Sobre esta agonía que inevitablemente invoca el nombre mítico de Walsh
se sobreimprime y palidece la vida mítica de Verbitsky. Pero ¿es HV un mito?
Pongámole que sí: ¿es un mito interesante? El mismo HV comenta al respecto: “Si
querés entender las raíces del mito, son estas: yo soy judío y soy montonero y
estoy en Human Right y viajo a los Estados Unidos. Han construido un personaje
mítico, ya no hay persona, soy un mito. Yo me río de eso”. Y tras esa risa está
el tipo que leemos domingo tras domingo desde hace treinta años, uno de los más
duraderos hábitos de la política argentina; el tipo que construyó un lugar de
enunciación, que alcanzó un lugar de visibilidad único, en el que muestra lo
que quiere mostrar casi sin ser visto.
Para el autor de “El Perro” se trata de su propio deseo de periodismo.

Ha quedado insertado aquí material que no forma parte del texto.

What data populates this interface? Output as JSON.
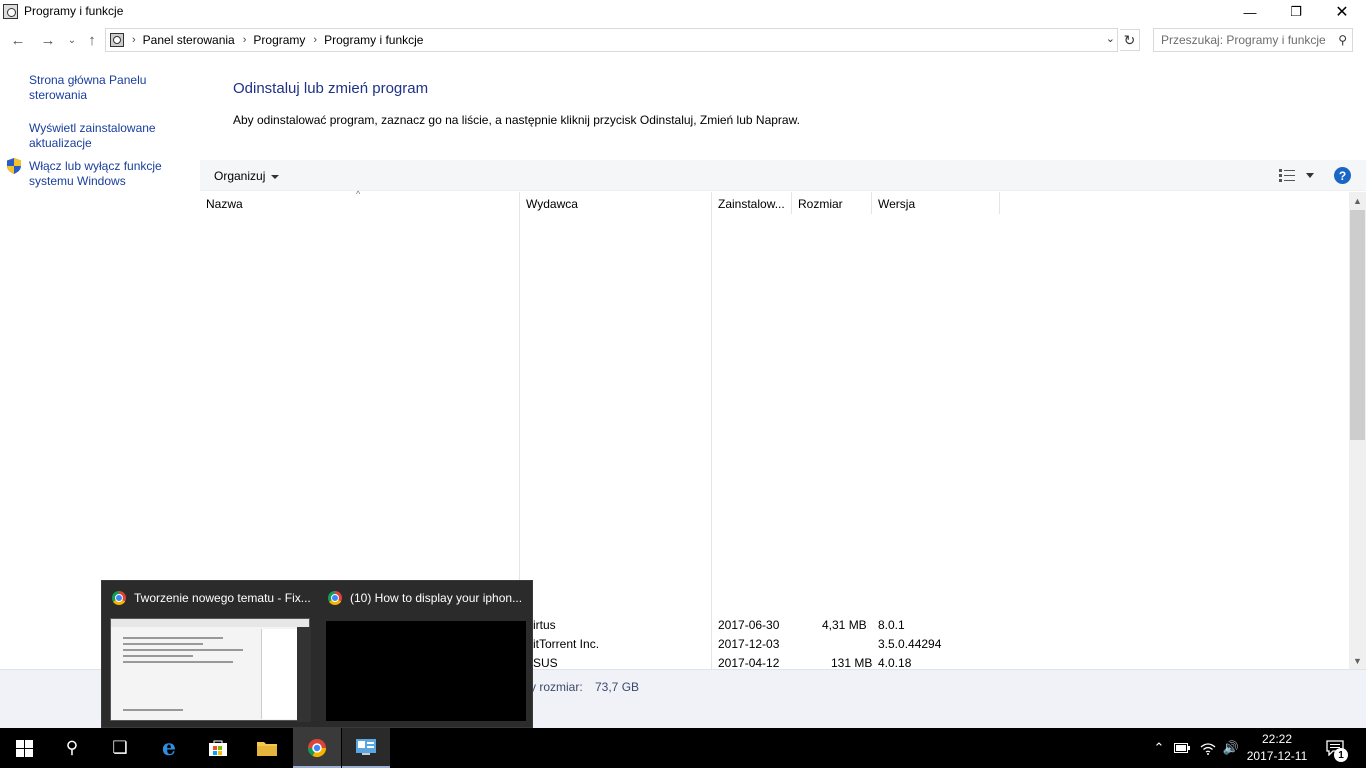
{
  "window": {
    "title": "Programy i funkcje",
    "minimize": "—",
    "maximize": "❐",
    "close": "✕"
  },
  "address": {
    "breadcrumbs": [
      "Panel sterowania",
      "Programy",
      "Programy i funkcje"
    ],
    "search_placeholder": "Przeszukaj: Programy i funkcje"
  },
  "sidebar": {
    "items": [
      {
        "label": "Strona główna Panelu sterowania"
      },
      {
        "label": "Wyświetl zainstalowane aktualizacje"
      },
      {
        "label": "Włącz lub wyłącz funkcje systemu Windows"
      }
    ]
  },
  "main": {
    "heading": "Odinstaluj lub zmień program",
    "description": "Aby odinstalować program, zaznacz go na liście, a następnie kliknij przycisk Odinstaluj, Zmień lub Napraw.",
    "organize_label": "Organizuj",
    "help": "?",
    "columns": [
      "Nazwa",
      "Wydawca",
      "Zainstalow...",
      "Rozmiar",
      "Wersja"
    ],
    "rows": [
      {
        "publisher": "irtus",
        "installed": "2017-06-30",
        "size": "4,31 MB",
        "version": "8.0.1"
      },
      {
        "publisher": "itTorrent Inc.",
        "installed": "2017-12-03",
        "size": "",
        "version": "3.5.0.44294"
      },
      {
        "publisher": "SUS",
        "installed": "2017-04-12",
        "size": "131 MB",
        "version": "4.0.18"
      }
    ],
    "status_total": "y rozmiar:",
    "status_size": "73,7 GB"
  },
  "thumbnails": [
    {
      "title": "Tworzenie nowego tematu - Fix..."
    },
    {
      "title": "(10) How to display your iphon..."
    }
  ],
  "taskbar": {
    "time": "22:22",
    "date": "2017-12-11",
    "notifications": "1"
  }
}
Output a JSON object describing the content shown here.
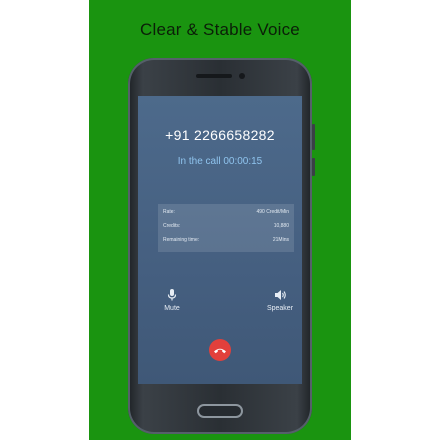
{
  "banner": {
    "headline": "Clear & Stable Voice",
    "background_color": "#1a9410"
  },
  "call_screen": {
    "phone_number": "+91 2266658282",
    "status": "In the call 00:00:15",
    "info": [
      {
        "label": "Rate:",
        "value": "490 Credit/Min"
      },
      {
        "label": "Credits:",
        "value": "10,880"
      },
      {
        "label": "Remaining time:",
        "value": "21Mins"
      }
    ],
    "controls": {
      "mute_label": "Mute",
      "speaker_label": "Speaker"
    },
    "end_call_color": "#e2403b",
    "icons": [
      "microphone-icon",
      "speaker-icon",
      "end-call-icon"
    ]
  }
}
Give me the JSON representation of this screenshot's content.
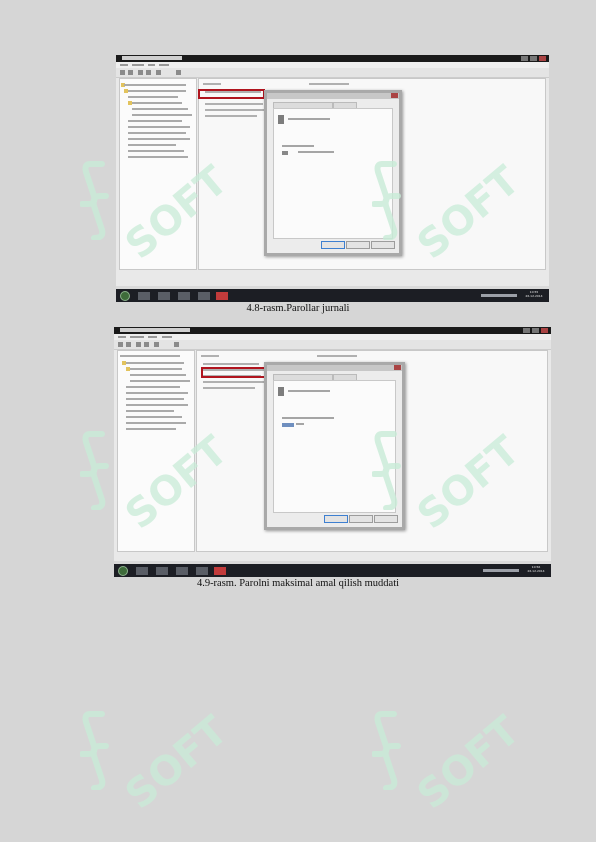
{
  "figures": [
    {
      "caption": "4.8-rasm.Parollar jurnali",
      "clock_time": "10:55",
      "clock_date": "26.12.2014"
    },
    {
      "caption": "4.9-rasm. Parolni maksimal amal qilish muddati",
      "clock_time": "10:56",
      "clock_date": "26.12.2014"
    }
  ],
  "watermark": {
    "text": "SOFT",
    "color": "#c9ecd8"
  },
  "colors": {
    "page_background": "#d6d6d6",
    "highlight_border": "#b0141e",
    "taskbar": "#1c1e24"
  }
}
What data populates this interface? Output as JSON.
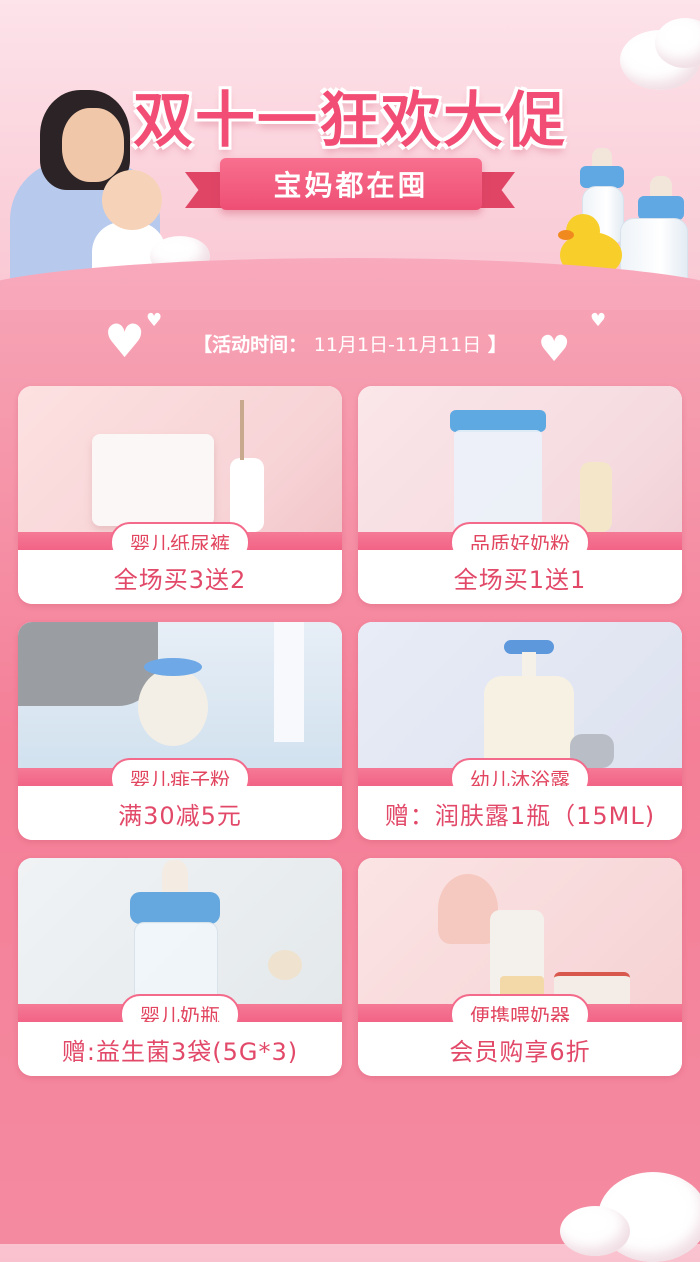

Para muchos de nosotros, en cambio, se trata de consumar la cuenta pendiente
del testimonio de HV: la necesidad de un balance por fin exhaustivo y
público –aunque sepamos de antemano que esa transparencia es
imposible– que ayude a evaluar desde una perspectiva libertaria los
últimos cuarenta años de historia del peronismo.